Unfortunately, I don’t think it’s a matter of the medium.  Would Chinese leaders really be any less evasive in direct diplomatic talks?  I’m not sure.

I think we should step things up a notch.  Over a year ago, Benjamin Wittes reviewed Joel Brenner’s America the Vulnerable (a fantastic book, by the way) for Lawfare.  The review was solid, but I was really drawn to some of Wittes’ ideas on cyberexploitation.  From an old blog post of ours:

Wittes recommends lower level retaliatory attacks on those behind cyber-espionage.  In the case of China, Wittes mentions a PLA hacker school and advocates using a mix of identity theft and/or disclosure of embarrassing personal details to retaliate against its members.  Better yet, the US could “degrade the Great Firewall of China.”  In the best line of the entire review, Wittes says that “there are people and institutions whom our criminal justice apparatus and diplomacy cannot reach . . . but that does not mean that we cannot raise the cost to individuals, states, and organizations of eroding our security.”

I just love this idea.  Cyber-espionage seems to convey a feeling of helplessness.  No matter how good our network defenses are, they’ll always be a way to get in.  Political considerations have prevented the US from directly confronting the Chinese.  And we can’t retaliate against cyber-espionage with damaging cyberattacks.  However, using these low-level retaliatory attacks, we can at least make a point.  I think going after the Great Firewall of China would be especially effective.

A year later, and I still agree with what Wittes wrote.  Lets dispense with the political niceties and public shaming and put a few holes in the Great Firewall of China.  If that doesn’t get China’s attention, poke a few more.

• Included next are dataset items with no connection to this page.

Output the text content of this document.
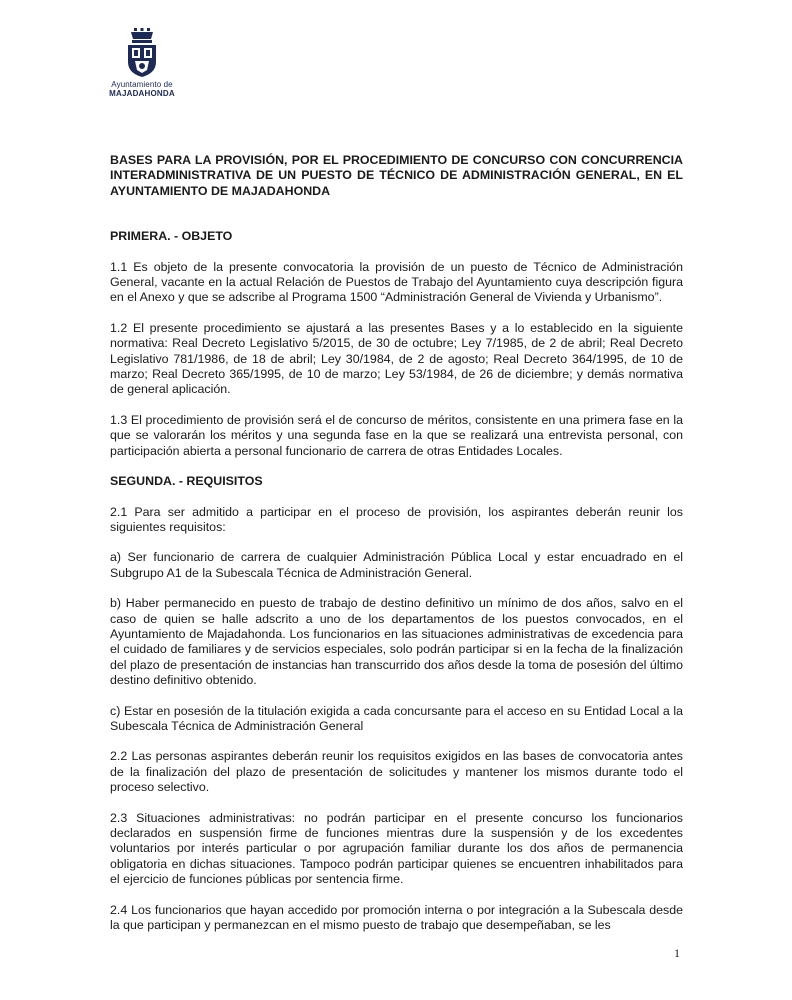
Ayuntamiento de
MAJADAHONDA

BASES PARA LA PROVISIÓN, POR EL PROCEDIMIENTO DE CONCURSO CON CONCURRENCIA INTERADMINISTRATIVA DE UN PUESTO DE TÉCNICO DE ADMINISTRACIÓN GENERAL, EN EL AYUNTAMIENTO DE MAJADAHONDA

PRIMERA. - OBJETO

1.1 Es objeto de la presente convocatoria la provisión de un puesto de Técnico de Administración General, vacante en la actual Relación de Puestos de Trabajo del Ayuntamiento cuya descripción figura en el Anexo y que se adscribe al Programa 1500 “Administración General de Vivienda y Urbanismo”.

1.2 El presente procedimiento se ajustará a las presentes Bases y a lo establecido en la siguiente normativa: Real Decreto Legislativo 5/2015, de 30 de octubre; Ley 7/1985, de 2 de abril; Real Decreto Legislativo 781/1986, de 18 de abril; Ley 30/1984, de 2 de agosto; Real Decreto 364/1995, de 10 de marzo; Real Decreto 365/1995, de 10 de marzo; Ley 53/1984, de 26 de diciembre; y demás normativa de general aplicación.

1.3 El procedimiento de provisión será el de concurso de méritos, consistente en una primera fase en la que se valorarán los méritos y una segunda fase en la que se realizará una entrevista personal, con participación abierta a personal funcionario de carrera de otras Entidades Locales.

SEGUNDA. - REQUISITOS

2.1 Para ser admitido a participar en el proceso de provisión, los aspirantes deberán reunir los siguientes requisitos:

a) Ser funcionario de carrera de cualquier Administración Pública Local y estar encuadrado en el Subgrupo A1 de la Subescala Técnica de Administración General.

b) Haber permanecido en puesto de trabajo de destino definitivo un mínimo de dos años, salvo en el caso de quien se halle adscrito a uno de los departamentos de los puestos convocados, en el Ayuntamiento de Majadahonda. Los funcionarios en las situaciones administrativas de excedencia para el cuidado de familiares y de servicios especiales, solo podrán participar si en la fecha de la finalización del plazo de presentación de instancias han transcurrido dos años desde la toma de posesión del último destino definitivo obtenido.

c) Estar en posesión de la titulación exigida a cada concursante para el acceso en su Entidad Local a la Subescala Técnica de Administración General

2.2 Las personas aspirantes deberán reunir los requisitos exigidos en las bases de convocatoria antes de la finalización del plazo de presentación de solicitudes y mantener los mismos durante todo el proceso selectivo.

2.3 Situaciones administrativas: no podrán participar en el presente concurso los funcionarios declarados en suspensión firme de funciones mientras dure la suspensión y de los excedentes voluntarios por interés particular o por agrupación familiar durante los dos años de permanencia obligatoria en dichas situaciones. Tampoco podrán participar quienes se encuentren inhabilitados para el ejercicio de funciones públicas por sentencia firme.

2.4 Los funcionarios que hayan accedido por promoción interna o por integración a la Subescala desde la que participan y permanezcan en el mismo puesto de trabajo que desempeñaban, se les

1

While I’m citing Lawfare, Jack Goldsmith posted his thoughts on the asymmetrical USG reactions to cyber exploitations and cyber attacks.   In that article, Goldsmith says that the USG may be tentative about cyberexploitation because “the United States itself engages in cyberexploitation.  . . .”  However, does the USG engage in cyberexploitation?  If we draw a divide between cyberespionage (spying) and cyberexploitation (vacuuming up IP), does the USG have hackers working 9 to 5 to suck up every last business plan and tech spec of foreign corporations?  Obviously the USG engages in cyberespionage, and although I often read we don’t do it, I would be naive to believe the USG doesn’t engage in any cyberexploitation.  Nevertheless, I doubt we engage in the level of pervasive cyberexploitation that the Chinese do.  That being the case, why the hell are we still being tentative about the greatest instance of intellectual property theft in history?  

Goldsmith himself admits that “the scale of espionage and theft via cyber will require a rethinking of international law’s ‘hands off’ attitude toward the problem – an attitude developed in a different technological universe when the scale of the national security threat from espionage was much smaller.”  To that end, I disagree when he says “the United States will not be able to clamp down on China’s cyber exploitations by others unless it is willing to consider clamping down on its own cyberexploitations.  . . .”  We spy, the Chinese spy, everyone spies, got it.  The fact that we spy shouldn’t cost us our moral high ground when addressing pervasive cyberexploitation.